Admittedly, they’re an ugly bunch this time around - mutant beasties whose DNA was fiddled with by foolish scientists before the latter got eaten and left their experiments to cook for a few decades on a remote Pacific island. Why would anyone want to go there? Beats me, but the script by David Koepp - the writer of the original "Jurassic Park” (1993) and its 1997 sequel, returning to the scene of the crime - works hard to convince us to care for his cartoonish characters, and the cast adds shadings where they can. (Original director Steven Spielberg is on board as executive producer and a reminder of better days.)
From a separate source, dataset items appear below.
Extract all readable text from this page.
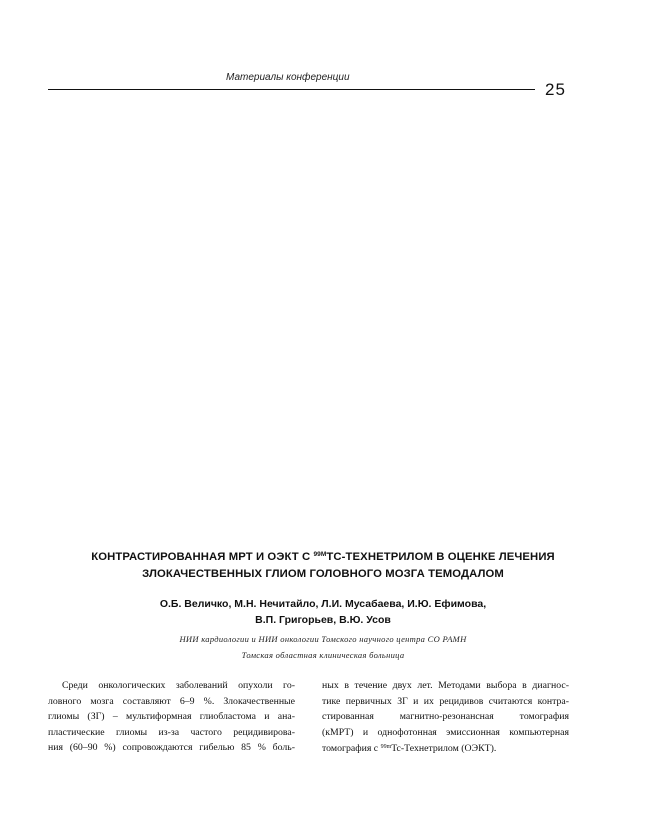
Материалы конференции
25
КОНТРАСТИРОВАННАЯ МРТ И ОЭКТ С $^{99M}$TC-ТЕХНЕТРИЛОМ В ОЦЕНКЕ ЛЕЧЕНИЯ
ЗЛОКАЧЕСТВЕННЫХ ГЛИОМ ГОЛОВНОГО МОЗГА ТЕМОДАЛОМ
О.Б. Величко, М.Н. Нечитайло, Л.И. Мусабаева, И.Ю. Ефимова,
В.П. Григорьев, В.Ю. Усов
НИИ кардиологии и НИИ онкологии Томского научного центра СО РАМН
Томская областная клиническая больница
Среди онкологических заболеваний опухоли го-
ловного мозга составляют 6–9 %. Злокачественные
глиомы (ЗГ) – мультиформная глиобластома и ана-
пластические глиомы из-за частого рецидивирова-
ния (60–90 %) сопровождаются гибелью 85 % боль-
ных в течение двух лет. Методами выбора в диагнос-
тике первичных ЗГ и их рецидивов считаются контра-
стированная магнитно-резонансная томография
(кМРТ) и однофотонная эмиссионная компьютерная
томография с $^{99m}$Tc-Технетрилом (ОЭКТ).
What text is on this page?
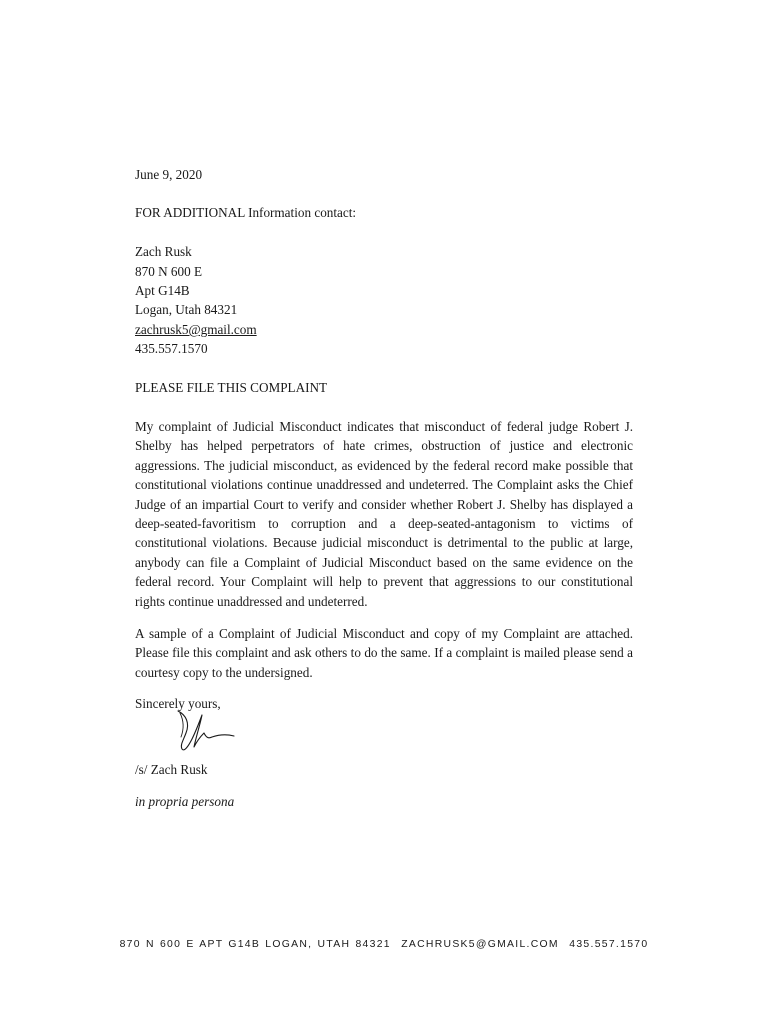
June 9, 2020
FOR ADDITIONAL Information contact:
Zach Rusk
870 N 600 E
Apt G14B
Logan, Utah 84321
zachrusk5@gmail.com
435.557.1570
PLEASE FILE THIS COMPLAINT
My complaint of Judicial Misconduct indicates that misconduct of federal judge Robert J. Shelby has helped perpetrators of hate crimes, obstruction of justice and electronic aggressions. The judicial misconduct, as evidenced by the federal record make possible that constitutional violations continue unaddressed and undeterred. The Complaint asks the Chief Judge of an impartial Court to verify and consider whether Robert J. Shelby has displayed a deep-seated-favoritism to corruption and a deep-seated-antagonism to victims of constitutional violations. Because judicial misconduct is detrimental to the public at large, anybody can file a Complaint of Judicial Misconduct based on the same evidence on the federal record. Your Complaint will help to prevent that aggressions to our constitutional rights continue unaddressed and undeterred.
A sample of a Complaint of Judicial Misconduct and copy of my Complaint are attached. Please file this complaint and ask others to do the same. If a complaint is mailed please send a courtesy copy to the undersigned.
Sincerely yours,
/s/ Zach Rusk
in propria persona
870 N 600 E APT G14B LOGAN, UTAH 84321 ZACHRUSK5@GMAIL.COM 435.557.1570
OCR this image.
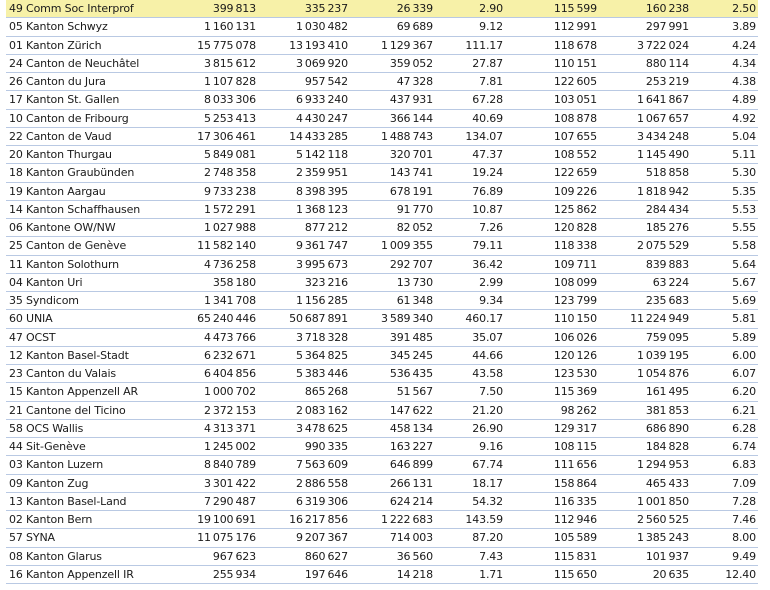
49 Comm Soc Interprof	399 813	335 237	26 339	2.90	115 599	160 238	2.50
05 Kanton Schwyz	1 160 131	1 030 482	69 689	9.12	112 991	297 991	3.89
01 Kanton Zürich	15 775 078	13 193 410	1 129 367	111.17	118 678	3 722 024	4.24
24 Canton de Neuchâtel	3 815 612	3 069 920	359 052	27.87	110 151	880 114	4.34
26 Canton du Jura	1 107 828	957 542	47 328	7.81	122 605	253 219	4.38
17 Kanton St. Gallen	8 033 306	6 933 240	437 931	67.28	103 051	1 641 867	4.89
10 Canton de Fribourg	5 253 413	4 430 247	366 144	40.69	108 878	1 067 657	4.92
22 Canton de Vaud	17 306 461	14 433 285	1 488 743	134.07	107 655	3 434 248	5.04
20 Kanton Thurgau	5 849 081	5 142 118	320 701	47.37	108 552	1 145 490	5.11
18 Kanton Graubünden	2 748 358	2 359 951	143 741	19.24	122 659	518 858	5.30
19 Kanton Aargau	9 733 238	8 398 395	678 191	76.89	109 226	1 818 942	5.35
14 Kanton Schaffhausen	1 572 291	1 368 123	91 770	10.87	125 862	284 434	5.53
06 Kantone OW/NW	1 027 988	877 212	82 052	7.26	120 828	185 276	5.55
25 Canton de Genève	11 582 140	9 361 747	1 009 355	79.11	118 338	2 075 529	5.58
11 Kanton Solothurn	4 736 258	3 995 673	292 707	36.42	109 711	839 883	5.64
04 Kanton Uri	358 180	323 216	13 730	2.99	108 099	63 224	5.67
35 Syndicom	1 341 708	1 156 285	61 348	9.34	123 799	235 683	5.69
60 UNIA	65 240 446	50 687 891	3 589 340	460.17	110 150	11 224 949	5.81
47 OCST	4 473 766	3 718 328	391 485	35.07	106 026	759 095	5.89
12 Kanton Basel-Stadt	6 232 671	5 364 825	345 245	44.66	120 126	1 039 195	6.00
23 Canton du Valais	6 404 856	5 383 446	536 435	43.58	123 530	1 054 876	6.07
15 Kanton Appenzell AR	1 000 702	865 268	51 567	7.50	115 369	161 495	6.20
21 Cantone del Ticino	2 372 153	2 083 162	147 622	21.20	98 262	381 853	6.21
58 OCS Wallis	4 313 371	3 478 625	458 134	26.90	129 317	686 890	6.28
44 Sit-Genève	1 245 002	990 335	163 227	9.16	108 115	184 828	6.74
03 Kanton Luzern	8 840 789	7 563 609	646 899	67.74	111 656	1 294 953	6.83
09 Kanton Zug	3 301 422	2 886 558	266 131	18.17	158 864	465 433	7.09
13 Kanton Basel-Land	7 290 487	6 319 306	624 214	54.32	116 335	1 001 850	7.28
02 Kanton Bern	19 100 691	16 217 856	1 222 683	143.59	112 946	2 560 525	7.46
57 SYNA	11 075 176	9 207 367	714 003	87.20	105 589	1 385 243	8.00
08 Kanton Glarus	967 623	860 627	36 560	7.43	115 831	101 937	9.49
16 Kanton Appenzell IR	255 934	197 646	14 218	1.71	115 650	20 635	12.40
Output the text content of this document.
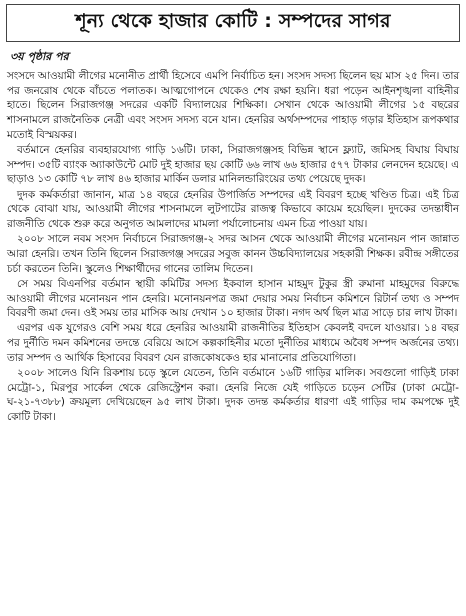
শূন্য থেকে হাজার কোটি : সম্পদের সাগর
৩য় পৃষ্ঠার পর

সংসদে আওয়ামী লীগের মনোনীত প্রার্থী হিসেবে এমপি নির্বাচিত হন। সংসদ সদস্য ছিলেন ছয় মাস ২৫ দিন। তার পর জনরোষ থেকে বাঁচতে পলাতক। আত্মগোপনে থেকেও শেষ রক্ষা হয়নি। ধরা পড়েন আইনশৃঙ্খলা বাহিনীর হাতে। ছিলেন সিরাজগঞ্জ সদরের একটি বিদ্যালয়ের শিক্ষিকা। সেখান থেকে আওয়ামী লীগের ১৫ বছরের শাসনামলে রাজনৈতিক নেত্রী এবং সংসদ সদস্য বনে যান। হেনরির অর্থসম্পদের পাহাড় গড়ার ইতিহাস রূপকথার মতোই বিস্ময়কর।

বর্তমানে হেনরির ব্যবহারযোগ্য গাড়ি ১৬টি। ঢাকা, সিরাজগঞ্জসহ বিভিন্ন স্থানে ফ্ল্যাট, জমিসহ বিঘায় বিঘায় সম্পদ। ৩৫টি ব্যাংক অ্যাকাউন্টে মোট দুই হাজার ছয় কোটি ৬৬ লাখ ৬৬ হাজার ৫৭৭ টাকার লেনদেন হয়েছে। এ ছাড়াও ১৩ কোটি ৭৮ লাখ ৪৬ হাজার মার্কিন ডলার মানিলন্ডারিংয়ের তথ্য পেয়েছে দুদক।

দুদক কর্মকর্তারা জানান, মাত্র ১৪ বছরে হেনরির উপার্জিত সম্পদের এই বিবরণ হচ্ছে খণ্ডিত চিত্র। এই চিত্র থেকে বোঝা যায়, আওয়ামী লীগের শাসনামলে লুটপাটের রাজত্ব কিভাবে কায়েম হয়েছিল। দুদকের তদন্তাধীন রাজনীতি থেকে শুরু করে অনুগত আমলাদের মামলা পর্যালোচনায় এমন চিত্র পাওয়া যায়।

২০০৮ সালে নবম সংসদ নির্বাচনে সিরাজগঞ্জ-২ সদর আসন থেকে আওয়ামী লীগের মনোনয়ন পান জান্নাত আরা হেনরি। তখন তিনি ছিলেন সিরাজগঞ্জ সদরের সবুজ কানন উচ্চবিদ্যালয়ের সহকারী শিক্ষক। রবীন্দ্র সঙ্গীতের চর্চা করতেন তিনি। স্কুলেও শিক্ষার্থীদের গানের তালিম দিতেন।

সে সময় বিএনপির বর্তমান স্থায়ী কমিটির সদস্য ইকবাল হাসান মাহমুদ টুকুর স্ত্রী রুমানা মাহমুদের বিরুদ্ধে আওয়ামী লীগের মনোনয়ন পান হেনরি। মনোনয়নপত্র জমা দেয়ার সময় নির্বাচন কমিশনে রিটার্ন তথ্য ও সম্পদ বিবরণী জমা দেন। ওই সময় তার মাসিক আয় দেখান ১০ হাজার টাকা। নগদ অর্থ ছিল মাত্র সাড়ে চার লাখ টাকা।

এরপর এক যুগেরও বেশি সময় ধরে হেনরির আওয়ামী রাজনীতির ইতিহাস কেবলই বদলে যাওয়ার। ১৪ বছর পর দুর্নীতি দমন কমিশনের তদন্তে বেরিয়ে আসে কল্পকাহিনীর মতো দুর্নীতির মাধ্যমে অবৈধ সম্পদ অর্জনের তথ্য। তার সম্পদ ও আর্থিক হিসাবের বিবরণ যেন রাজকোষকেও হার মানানোর প্রতিযোগিতা।

২০০৮ সালেও যিনি রিকশায় চড়ে স্কুলে যেতেন, তিনি বর্তমানে ১৬টি গাড়ির মালিক। সবগুলো গাড়িই ঢাকা মেট্রো-১, মিরপুর সার্কেল থেকে রেজিস্ট্রেশন করা। হেনরি নিজে যেই গাড়িতে চড়েন সেটির (ঢাকা মেট্রো-ঘ-২১-৭৩৮৮) ক্রয়মূল্য দেখিয়েছেন ৯৫ লাখ টাকা। দুদক তদন্ত কর্মকর্তার ধারণা এই গাড়ির দাম কমপক্ষে দুই কোটি টাকা।
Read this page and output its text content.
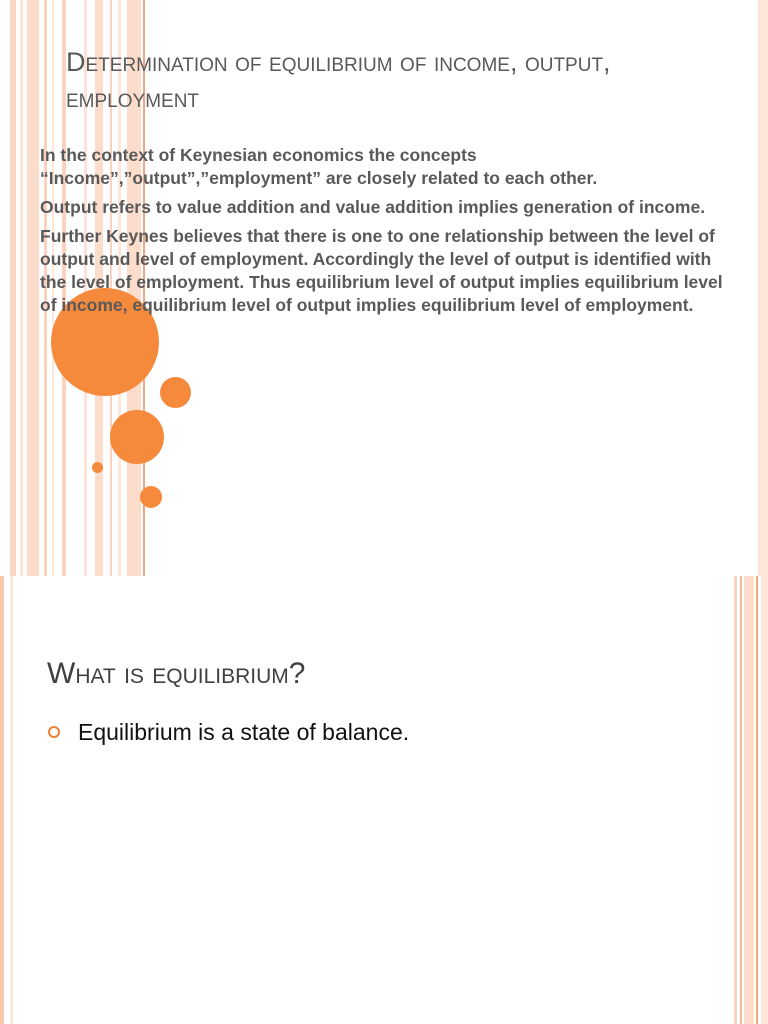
Determination of equilibrium of income, output, employment

In the context of Keynesian economics the concepts “Income”,”output”,”employment” are closely related to each other.

Output refers to value addition and value addition implies generation of income.

Further Keynes believes that there is one to one relationship between the level of output and level of employment. Accordingly the level of output is identified with the level of employment. Thus equilibrium level of output implies equilibrium level of income, equilibrium level of output implies equilibrium level of employment.

What is equilibrium?
Equilibrium is a state of balance.
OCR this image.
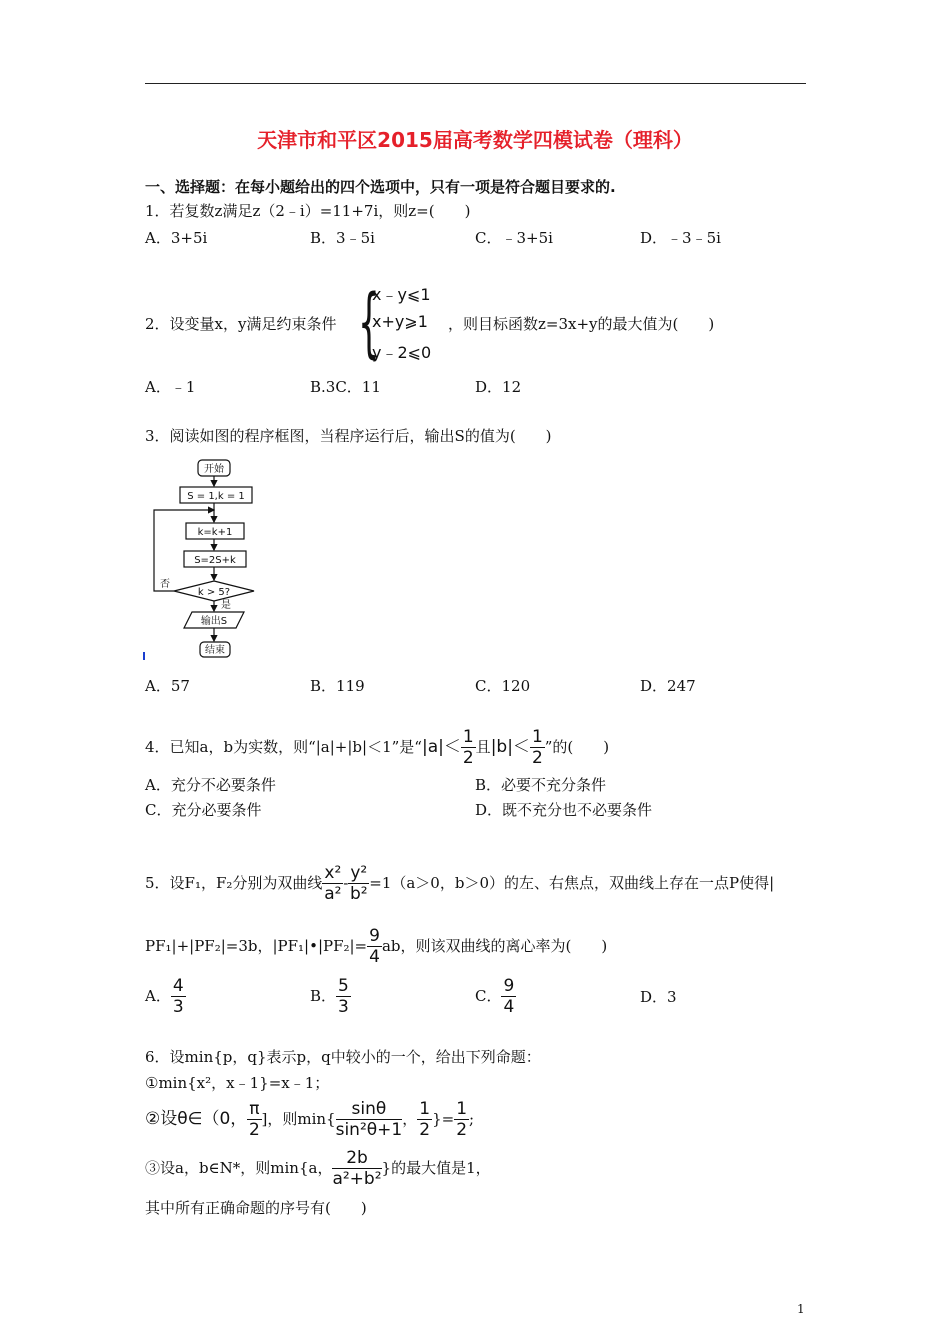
天津市和平区2015届高考数学四模试卷（理科）
一、选择题：在每小题给出的四个选项中，只有一项是符合题目要求的.
1．若复数z满足z（2﹣i）=11+7i，则z=(　　)
A．3+5i	B．3﹣5i	C．﹣3+5i	D．﹣3﹣5i
2．设变量x，y满足约束条件 {
x﹣y⩽1
x+y⩾1
y﹣2⩽0
，则目标函数z=3x+y的最大值为(　　)
A．﹣1	B.3C．11	D．12
3．阅读如图的程序框图，当程序运行后，输出S的值为(　　)
开始
S = 1,k = 1
k=k+1
S=2S+k
k > 5?
否
是
输出S
结束
A．57	B．119	C．120	D．247
4．已知a，b为实数，则“|a|+|b|＜1”是“ $|a|< \frac{1}{2}$ 且 $|b|< \frac{1}{2}$ ”的(　　)
A．充分不必要条件	B．必要不充分条件
C．充分必要条件	D．既不充分也不必要条件
5．设F₁，F₂分别为双曲线 $\frac{\text{x²}}{\text{a²}} - \frac{\text{y²}}{\text{b²}} =1(a>0$，b＞0）的左、右焦点，双曲线上存在一点P使得|
PF₁|+|PF₂|=3b，|PF₁|•|PF₂|= $\frac{9}{4}$ ab，则该双曲线的离心率为(　　)
A． $\frac{4}{3}$	B． $\frac{5}{3}$	C． $\frac{9}{4}$	D．3
6．设min{p，q}表示p，q中较小的一个，给出下列命题：
①min{x²，x﹣1}=x﹣1；
②设θ∈（0， $\frac{\pi}{2}$ ]，则$\min\{ \frac{\sin\theta}{\text{sin²θ+1}}$ ， $\frac{1}{2}$ }= $\frac{1}{2}$ ;
③设a，b∈N*，则min{a， $\frac{2b}{\text{a²+b²}}$ }的最大值是1，
其中所有正确命题的序号有(　　)
1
There’s a corporate baddie, of course: Martin Krebs (Rupert Friend), representing a Big Pharma company that needs blood samples from the three largest dinosaurs of land, sea and air for an experimental heart disease serum. Martin has hired Zora Bennett (Scarlett Johansson), a hard-bitten black-ops mercenary with a gooey center, and Zora has hired her old friend Duncan Kincaid (Mahershala Ali), who has a boat and a crew of what they used to call "red shirts” on the old "Star Trek” TV show. Pure dino kibble.
In the requisite Hot Nerd Paleontologist role is Dr. Henry Loomis (Jonathan Bailey of "Bridgerton”), minus Jeff Goldblum’s sardonic one-liners, unfortunately. And because all Jurassic Park/World movies need an imperiled child or two, here’s the Delgado family, rescued after a dinosaur-related disaster at sea: Dad Reuben (Manuel Garcia-Rulfo), teenage daughter Teresa (Luna Blaise), Teresa’s boyfriend Xavier (David Iacono, effectively the movie’s comic relief) and little tyke Isabella (Audrina Miranda), who aces her assignment of screaming well.
These are the characters Koepp and director Gareth Edwards ("Rogue One,” the 2014 "Godzilla”) queue up like bait on a fishing line, and while there’s a bit of dramatic development - Zora thinks about growing a conscience, Xavier has a hidden streak of resourcefulness - it’s only there to fill the downtime between meals.